U.S. District Judge Lance Walker agreed Friday to schedule an expedited hearing for Dec. 5 on Poliquin's motion for a preliminary injunction to declare ranked-choice voting unconstitutional, which would make him the winner.
“One federal court has said that the phrase 'chosen by the people' means the winner in a plurality vote,” said Lee Goodman, a Washington D.C.-based attorney representing Poliquin.
On Thursday, Walker denied Poliquin's request to stop the ranked-choice vote counting. Later in the day, Golden was declared the top ranked-choice vote-getter, beating Poliquin by around 3,000 votes.

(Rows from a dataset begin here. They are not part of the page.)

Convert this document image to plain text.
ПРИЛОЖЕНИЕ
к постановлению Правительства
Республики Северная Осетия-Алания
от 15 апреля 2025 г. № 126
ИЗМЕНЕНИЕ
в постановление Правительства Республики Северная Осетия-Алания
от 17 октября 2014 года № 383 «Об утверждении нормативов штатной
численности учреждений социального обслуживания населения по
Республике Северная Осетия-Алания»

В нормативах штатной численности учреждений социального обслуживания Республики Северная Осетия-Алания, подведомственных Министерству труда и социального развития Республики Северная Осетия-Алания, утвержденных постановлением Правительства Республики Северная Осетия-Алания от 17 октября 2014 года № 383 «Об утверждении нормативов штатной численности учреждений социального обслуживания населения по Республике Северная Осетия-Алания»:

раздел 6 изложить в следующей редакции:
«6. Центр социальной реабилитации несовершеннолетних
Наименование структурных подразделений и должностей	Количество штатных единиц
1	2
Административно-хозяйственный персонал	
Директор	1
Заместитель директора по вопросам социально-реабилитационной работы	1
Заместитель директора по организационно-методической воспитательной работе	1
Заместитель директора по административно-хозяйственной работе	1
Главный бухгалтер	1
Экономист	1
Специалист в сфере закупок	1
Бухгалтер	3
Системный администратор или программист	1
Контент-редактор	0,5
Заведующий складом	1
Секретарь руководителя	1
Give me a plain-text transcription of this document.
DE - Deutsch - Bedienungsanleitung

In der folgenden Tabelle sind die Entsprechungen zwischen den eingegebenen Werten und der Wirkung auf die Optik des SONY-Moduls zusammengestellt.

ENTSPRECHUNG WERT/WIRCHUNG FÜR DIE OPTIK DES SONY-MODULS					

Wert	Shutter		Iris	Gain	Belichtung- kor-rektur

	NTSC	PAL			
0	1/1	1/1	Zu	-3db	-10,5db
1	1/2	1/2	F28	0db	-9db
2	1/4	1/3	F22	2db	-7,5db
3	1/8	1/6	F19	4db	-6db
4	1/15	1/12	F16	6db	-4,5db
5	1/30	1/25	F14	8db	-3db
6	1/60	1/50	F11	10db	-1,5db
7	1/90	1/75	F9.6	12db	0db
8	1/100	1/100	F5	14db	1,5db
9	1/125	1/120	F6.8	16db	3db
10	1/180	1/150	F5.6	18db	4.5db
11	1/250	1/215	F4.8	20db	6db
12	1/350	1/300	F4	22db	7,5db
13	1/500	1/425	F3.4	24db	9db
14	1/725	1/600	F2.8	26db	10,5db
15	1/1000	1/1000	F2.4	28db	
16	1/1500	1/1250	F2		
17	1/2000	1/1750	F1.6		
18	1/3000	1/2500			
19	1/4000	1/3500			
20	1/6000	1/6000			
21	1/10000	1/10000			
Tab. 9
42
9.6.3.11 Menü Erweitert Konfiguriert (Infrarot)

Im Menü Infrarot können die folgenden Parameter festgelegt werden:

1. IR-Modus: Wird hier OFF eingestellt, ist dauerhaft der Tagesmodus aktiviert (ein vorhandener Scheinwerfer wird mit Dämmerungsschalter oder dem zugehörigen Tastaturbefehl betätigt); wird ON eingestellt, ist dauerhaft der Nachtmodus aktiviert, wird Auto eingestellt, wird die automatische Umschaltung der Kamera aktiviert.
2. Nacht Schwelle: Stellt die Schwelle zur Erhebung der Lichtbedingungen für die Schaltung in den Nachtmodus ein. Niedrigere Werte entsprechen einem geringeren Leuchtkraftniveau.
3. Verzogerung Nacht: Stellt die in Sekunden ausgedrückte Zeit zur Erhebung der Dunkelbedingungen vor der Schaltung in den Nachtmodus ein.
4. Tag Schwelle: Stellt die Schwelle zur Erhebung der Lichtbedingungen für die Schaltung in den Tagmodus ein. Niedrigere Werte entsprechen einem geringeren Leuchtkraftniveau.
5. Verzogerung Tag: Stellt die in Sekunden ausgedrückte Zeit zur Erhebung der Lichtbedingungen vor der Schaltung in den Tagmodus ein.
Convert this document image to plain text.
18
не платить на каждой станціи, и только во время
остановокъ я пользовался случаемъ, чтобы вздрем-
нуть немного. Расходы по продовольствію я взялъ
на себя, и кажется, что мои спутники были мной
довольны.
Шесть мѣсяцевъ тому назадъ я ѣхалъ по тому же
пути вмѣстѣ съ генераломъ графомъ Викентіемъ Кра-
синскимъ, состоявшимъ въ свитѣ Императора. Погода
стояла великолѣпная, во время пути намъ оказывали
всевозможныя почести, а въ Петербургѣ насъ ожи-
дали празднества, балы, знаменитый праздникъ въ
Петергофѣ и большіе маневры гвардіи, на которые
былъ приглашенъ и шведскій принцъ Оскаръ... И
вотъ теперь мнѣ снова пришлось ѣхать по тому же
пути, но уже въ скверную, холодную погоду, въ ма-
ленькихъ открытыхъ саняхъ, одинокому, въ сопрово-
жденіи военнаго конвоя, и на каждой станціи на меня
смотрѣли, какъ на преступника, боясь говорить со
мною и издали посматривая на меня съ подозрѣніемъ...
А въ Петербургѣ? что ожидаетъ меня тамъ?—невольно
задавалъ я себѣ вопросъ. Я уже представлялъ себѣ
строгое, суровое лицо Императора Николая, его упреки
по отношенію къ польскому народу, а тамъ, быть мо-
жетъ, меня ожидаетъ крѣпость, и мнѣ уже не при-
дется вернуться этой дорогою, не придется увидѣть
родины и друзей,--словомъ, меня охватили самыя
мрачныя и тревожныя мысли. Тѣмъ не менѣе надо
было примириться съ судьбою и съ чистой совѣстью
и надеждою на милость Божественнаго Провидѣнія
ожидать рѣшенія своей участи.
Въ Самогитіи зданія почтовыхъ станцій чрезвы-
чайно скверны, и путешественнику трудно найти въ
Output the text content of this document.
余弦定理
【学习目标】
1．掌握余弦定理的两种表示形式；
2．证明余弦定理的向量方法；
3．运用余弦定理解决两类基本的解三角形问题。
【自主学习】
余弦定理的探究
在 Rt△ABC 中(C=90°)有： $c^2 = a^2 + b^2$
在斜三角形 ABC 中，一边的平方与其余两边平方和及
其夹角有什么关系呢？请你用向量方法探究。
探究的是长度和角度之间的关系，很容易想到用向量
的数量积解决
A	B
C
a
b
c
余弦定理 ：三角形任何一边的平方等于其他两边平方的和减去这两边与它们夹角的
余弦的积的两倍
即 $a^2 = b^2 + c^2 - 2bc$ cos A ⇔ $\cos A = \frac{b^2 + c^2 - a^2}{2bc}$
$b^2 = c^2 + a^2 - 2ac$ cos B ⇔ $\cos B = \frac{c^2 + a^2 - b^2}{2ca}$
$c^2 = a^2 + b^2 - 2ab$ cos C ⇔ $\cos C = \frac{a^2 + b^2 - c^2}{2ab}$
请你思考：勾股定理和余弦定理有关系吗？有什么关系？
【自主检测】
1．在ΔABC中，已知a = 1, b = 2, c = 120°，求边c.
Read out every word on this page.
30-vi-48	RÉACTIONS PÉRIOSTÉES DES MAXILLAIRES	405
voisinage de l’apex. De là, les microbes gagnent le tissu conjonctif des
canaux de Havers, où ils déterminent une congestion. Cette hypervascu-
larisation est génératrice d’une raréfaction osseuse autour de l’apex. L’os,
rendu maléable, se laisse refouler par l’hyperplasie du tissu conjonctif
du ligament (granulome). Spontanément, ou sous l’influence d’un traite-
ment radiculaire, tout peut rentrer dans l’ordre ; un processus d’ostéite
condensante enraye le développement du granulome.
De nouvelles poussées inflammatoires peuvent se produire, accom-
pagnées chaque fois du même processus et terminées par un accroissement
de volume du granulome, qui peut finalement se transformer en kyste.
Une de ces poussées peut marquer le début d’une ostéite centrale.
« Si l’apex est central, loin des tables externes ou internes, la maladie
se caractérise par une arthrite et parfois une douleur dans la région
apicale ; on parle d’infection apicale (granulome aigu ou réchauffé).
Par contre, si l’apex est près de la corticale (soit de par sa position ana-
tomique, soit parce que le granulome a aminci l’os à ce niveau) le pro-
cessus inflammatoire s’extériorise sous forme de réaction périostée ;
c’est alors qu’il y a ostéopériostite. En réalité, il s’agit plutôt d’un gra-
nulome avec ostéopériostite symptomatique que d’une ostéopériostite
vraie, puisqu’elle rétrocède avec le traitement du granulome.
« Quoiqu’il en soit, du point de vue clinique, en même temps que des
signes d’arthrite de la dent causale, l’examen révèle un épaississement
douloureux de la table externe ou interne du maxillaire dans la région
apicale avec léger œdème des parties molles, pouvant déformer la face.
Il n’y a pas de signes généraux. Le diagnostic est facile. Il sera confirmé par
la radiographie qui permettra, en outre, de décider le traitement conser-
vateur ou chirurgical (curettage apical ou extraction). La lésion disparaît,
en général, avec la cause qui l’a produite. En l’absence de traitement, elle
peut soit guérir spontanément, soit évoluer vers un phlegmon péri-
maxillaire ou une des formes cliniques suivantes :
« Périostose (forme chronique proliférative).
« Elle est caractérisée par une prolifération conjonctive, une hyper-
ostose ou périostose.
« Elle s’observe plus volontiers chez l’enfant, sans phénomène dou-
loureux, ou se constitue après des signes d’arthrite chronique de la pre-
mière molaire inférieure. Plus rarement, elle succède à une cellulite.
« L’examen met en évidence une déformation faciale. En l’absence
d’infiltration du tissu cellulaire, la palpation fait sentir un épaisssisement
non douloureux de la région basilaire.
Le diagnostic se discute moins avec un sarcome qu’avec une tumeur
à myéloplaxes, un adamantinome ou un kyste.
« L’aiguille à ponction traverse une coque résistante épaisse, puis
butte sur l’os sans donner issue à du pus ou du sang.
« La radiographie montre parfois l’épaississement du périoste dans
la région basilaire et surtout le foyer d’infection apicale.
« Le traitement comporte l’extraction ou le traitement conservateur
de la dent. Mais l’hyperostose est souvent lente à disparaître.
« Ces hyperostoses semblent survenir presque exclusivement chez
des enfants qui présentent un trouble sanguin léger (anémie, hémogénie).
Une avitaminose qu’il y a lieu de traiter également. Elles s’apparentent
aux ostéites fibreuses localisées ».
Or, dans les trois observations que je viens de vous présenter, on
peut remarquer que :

“Look, the process is what it is right now,” Golden said, shortly after learning the vote tally. “I think we'll hear more from the judge and the court going forward on the timeline, but I think we saw a very strong statement today. It does not look like the judge is likely to believe there are constitutional grounds for the case to really proceeds.”
Poliquin sued Secretary of State Matt Dunlap, who said he is just following Maine's current election laws.
“Litigation helps us chart a path forward,” Dunlap said on Tuesday, the day the lawsuit was filed. “And when we prevail in litigation I feel relief that we've made the right decisions. When a judge gives us different instruction, it gives us an affirmative, bold path forward.”
After talking to voters, he added that “people like it. I think the ship has left the dock on ranked choice voting. This is the way we're going to be administrating elections for a while.”
Walker is expected to make his decision before Dec. 14, which is the deadline for when the governor must provide election results to the U.S. House of representatives.
The 116th U.S. Congress will be seated on Jan. 3.